Solved – Is feature importance in Random Forest useless

feature selectionimportancemachine learningrandom forestscikit learn

For Random Forests or XGBoost I understand how feature importance is calculated for example using the information gain or decrease in impurity.

In particular in sklearn (and also in other implementations) feature importance is normalized so that the total sum of importances across features sum up to 1.

But considering the following facts:

  1. Feature importance in random forest does not take into account co-dependence among features:
    For example, considering the extreme case of 2 features both strongly related to the target, no matter what, they will always end up with a feature importance score of about 0.5 each, whereas one would expect that both should score something close to one.

  2. Feature importance is always relative to the features set used and does not tell us anything about the statistical dependence between target and features.
    For example, considering the extreme case of a target and a set of randomly generated features, completely independent on the target, of course you would still be able to rank the features according to the feature importance metric but the result you get is meaningless in this case because you already know that all the features are independent on the target.
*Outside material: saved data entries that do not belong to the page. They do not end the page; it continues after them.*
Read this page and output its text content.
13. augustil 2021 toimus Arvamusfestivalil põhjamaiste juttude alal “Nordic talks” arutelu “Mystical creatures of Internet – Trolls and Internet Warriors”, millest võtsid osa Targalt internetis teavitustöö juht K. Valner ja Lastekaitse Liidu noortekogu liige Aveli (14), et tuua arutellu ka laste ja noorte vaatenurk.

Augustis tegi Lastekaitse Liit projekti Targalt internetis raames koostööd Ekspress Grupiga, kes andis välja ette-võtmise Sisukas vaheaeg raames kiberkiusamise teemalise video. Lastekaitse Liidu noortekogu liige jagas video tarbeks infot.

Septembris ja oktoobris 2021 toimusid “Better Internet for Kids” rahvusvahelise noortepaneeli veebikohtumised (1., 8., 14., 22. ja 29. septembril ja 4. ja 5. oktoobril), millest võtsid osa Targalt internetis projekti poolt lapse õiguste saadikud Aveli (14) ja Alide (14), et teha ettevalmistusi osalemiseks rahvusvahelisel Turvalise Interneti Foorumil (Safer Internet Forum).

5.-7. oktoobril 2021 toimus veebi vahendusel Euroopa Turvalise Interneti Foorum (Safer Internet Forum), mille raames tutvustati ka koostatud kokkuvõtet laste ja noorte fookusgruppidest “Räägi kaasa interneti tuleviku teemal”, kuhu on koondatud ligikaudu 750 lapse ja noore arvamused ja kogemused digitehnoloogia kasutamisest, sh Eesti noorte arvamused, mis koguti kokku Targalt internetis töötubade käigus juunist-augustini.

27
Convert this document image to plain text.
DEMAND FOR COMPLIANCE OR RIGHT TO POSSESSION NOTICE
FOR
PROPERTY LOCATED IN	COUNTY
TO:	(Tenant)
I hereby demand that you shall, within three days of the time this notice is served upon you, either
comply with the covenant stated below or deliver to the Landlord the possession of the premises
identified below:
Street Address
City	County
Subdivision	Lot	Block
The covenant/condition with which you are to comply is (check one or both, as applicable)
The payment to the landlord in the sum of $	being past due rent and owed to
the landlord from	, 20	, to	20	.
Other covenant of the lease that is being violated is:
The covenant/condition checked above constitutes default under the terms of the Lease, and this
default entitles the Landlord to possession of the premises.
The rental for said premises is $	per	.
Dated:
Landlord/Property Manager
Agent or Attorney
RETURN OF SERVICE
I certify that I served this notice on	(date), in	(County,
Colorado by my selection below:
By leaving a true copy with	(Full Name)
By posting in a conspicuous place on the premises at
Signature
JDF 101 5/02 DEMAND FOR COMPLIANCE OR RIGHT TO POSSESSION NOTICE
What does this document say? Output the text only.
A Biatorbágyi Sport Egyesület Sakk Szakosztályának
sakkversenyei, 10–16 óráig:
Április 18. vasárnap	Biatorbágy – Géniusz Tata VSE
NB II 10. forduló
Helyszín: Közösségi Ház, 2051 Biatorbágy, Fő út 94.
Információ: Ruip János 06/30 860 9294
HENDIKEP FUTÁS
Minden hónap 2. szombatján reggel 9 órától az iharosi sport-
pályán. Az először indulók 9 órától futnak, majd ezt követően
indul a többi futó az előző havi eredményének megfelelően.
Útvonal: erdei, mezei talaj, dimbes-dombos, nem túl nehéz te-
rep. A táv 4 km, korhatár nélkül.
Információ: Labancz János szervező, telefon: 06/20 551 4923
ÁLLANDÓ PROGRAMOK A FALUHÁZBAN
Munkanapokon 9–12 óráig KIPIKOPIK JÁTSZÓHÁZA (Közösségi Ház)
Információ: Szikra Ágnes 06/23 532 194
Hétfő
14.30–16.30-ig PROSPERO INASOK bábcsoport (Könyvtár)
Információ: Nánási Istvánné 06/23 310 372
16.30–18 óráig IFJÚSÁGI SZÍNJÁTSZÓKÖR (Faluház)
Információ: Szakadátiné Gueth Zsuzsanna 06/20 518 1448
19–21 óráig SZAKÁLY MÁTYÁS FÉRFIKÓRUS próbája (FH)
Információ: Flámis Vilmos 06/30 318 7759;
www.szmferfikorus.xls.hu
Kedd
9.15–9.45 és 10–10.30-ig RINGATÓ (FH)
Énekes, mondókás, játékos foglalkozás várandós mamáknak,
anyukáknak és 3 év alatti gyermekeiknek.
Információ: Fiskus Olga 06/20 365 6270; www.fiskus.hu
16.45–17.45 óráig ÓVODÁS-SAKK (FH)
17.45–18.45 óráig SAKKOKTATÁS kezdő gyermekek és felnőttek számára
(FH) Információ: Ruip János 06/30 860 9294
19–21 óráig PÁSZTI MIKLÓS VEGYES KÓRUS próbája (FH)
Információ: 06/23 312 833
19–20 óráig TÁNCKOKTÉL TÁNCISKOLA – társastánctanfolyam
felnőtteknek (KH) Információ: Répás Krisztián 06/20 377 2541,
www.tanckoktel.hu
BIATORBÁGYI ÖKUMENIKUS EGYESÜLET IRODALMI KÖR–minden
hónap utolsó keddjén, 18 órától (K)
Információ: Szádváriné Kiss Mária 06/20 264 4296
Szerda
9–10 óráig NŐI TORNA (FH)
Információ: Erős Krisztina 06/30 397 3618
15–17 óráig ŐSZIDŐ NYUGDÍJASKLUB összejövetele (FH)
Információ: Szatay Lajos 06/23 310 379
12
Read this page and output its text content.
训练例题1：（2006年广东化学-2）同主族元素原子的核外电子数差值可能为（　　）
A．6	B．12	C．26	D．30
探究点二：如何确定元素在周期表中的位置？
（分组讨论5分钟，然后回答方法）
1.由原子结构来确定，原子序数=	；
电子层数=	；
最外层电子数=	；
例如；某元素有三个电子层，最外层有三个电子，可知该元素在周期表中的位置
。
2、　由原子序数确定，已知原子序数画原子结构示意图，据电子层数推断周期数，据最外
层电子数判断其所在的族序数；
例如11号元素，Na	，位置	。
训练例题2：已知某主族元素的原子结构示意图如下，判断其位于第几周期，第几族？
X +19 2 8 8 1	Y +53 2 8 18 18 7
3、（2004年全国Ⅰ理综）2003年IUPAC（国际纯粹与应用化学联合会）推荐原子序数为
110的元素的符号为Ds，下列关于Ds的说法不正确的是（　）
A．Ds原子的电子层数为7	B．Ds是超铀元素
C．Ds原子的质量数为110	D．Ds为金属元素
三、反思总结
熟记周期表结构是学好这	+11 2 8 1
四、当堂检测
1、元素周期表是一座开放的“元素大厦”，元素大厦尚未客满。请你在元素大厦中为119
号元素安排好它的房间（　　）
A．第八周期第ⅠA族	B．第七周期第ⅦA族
I did two examples where I knew the data generating of features and target and explained why feature importance in Random Forest is completely useless.

So my question are:

  1. if you are in a situation like 99.9% of the times where you don't know anything about the relationship between features and target how can you use this method to infer feature importance?

  2. i general instead of using just the decrease in impurity or the info gain in absolute terms wouldn't it be better to use relative measures like the ratio between decrease in impurity and total impurity so that the number would still be bounded between 0 and 1 (as it is now) but it would also reflect some sort of strength of association? (in my opinion it doesn't make any sense that the importances sum up to 1 in the first place)

Thank you for taking the time to read my question.

Best Answer

Standard Feature Importances simply tell you which ones of your features were more useful when building the model. They are not to be interpreted as a direct dependence between predictor and target.

As a consequence:

  • They are completely useless if your model is weak. If your model does not generalize to validation data - like in the case you mentioned of completely random predictors - then feature importances have no meaning. That is because all the splits are simply overfitting the training data and not capturing any real trend, so all the gini impurity you sum is useless
  • They are strongly influenced by correlated features. As you mentioned, it is a fact. Just know it and perform some good old feature engineering before hand to avoid having features that are too correlated
  • They are biased towards numerical and high cardinality features. This is definitely a problem. There are some alternative approaches to help relieve this

Therefore you MUST not interpret them as "correlations" or "strength coefficients", as they do not represent a dependency with the target. Yet, this does not mean at all that they are useless!
Some alternative approaches to limit the drawbacks are:

  • Permutation Importances: these are computed on VALIDATION data, and therefore solve that first overfitting issue. If a feature splits are overfitting on the training data, its importance will be low on test data. Moreover, as they are computed on a metric of your choice, they are easier to interpret and can in some sense be seen as a "strength coefficient", since they answer the question: "How much does the performance of my model degrade if I shuffle this predictor?". Boruta - which was mentioned in the comments - uses an algorithm that is based on this.
  • Unbiased Feature Importances: There are multiple works on this and the one linked is one of the newer ones. They are not yet implemented in major packages, but allow for a better measurement of importances that does not suffer from the above problems of overfitting
  • Oblivious Trees: This approach for building trees, which is used for example in catboost, forces all the splits on the same level of a tree to be done on the same feature. This forces splits on features that generalize better, and often gives importances that resent much less from overfitting the training.

Finally - feature importances are very useful and help discern important features form unimportant ones when using very powerful algorithms such as GBMs and RFs - however, they need to be used with care and interpreted the right way. At the same time, there are some alternatives and packages that solve some of the major flaws of classic feature importances, making them even more easy to use and interpret.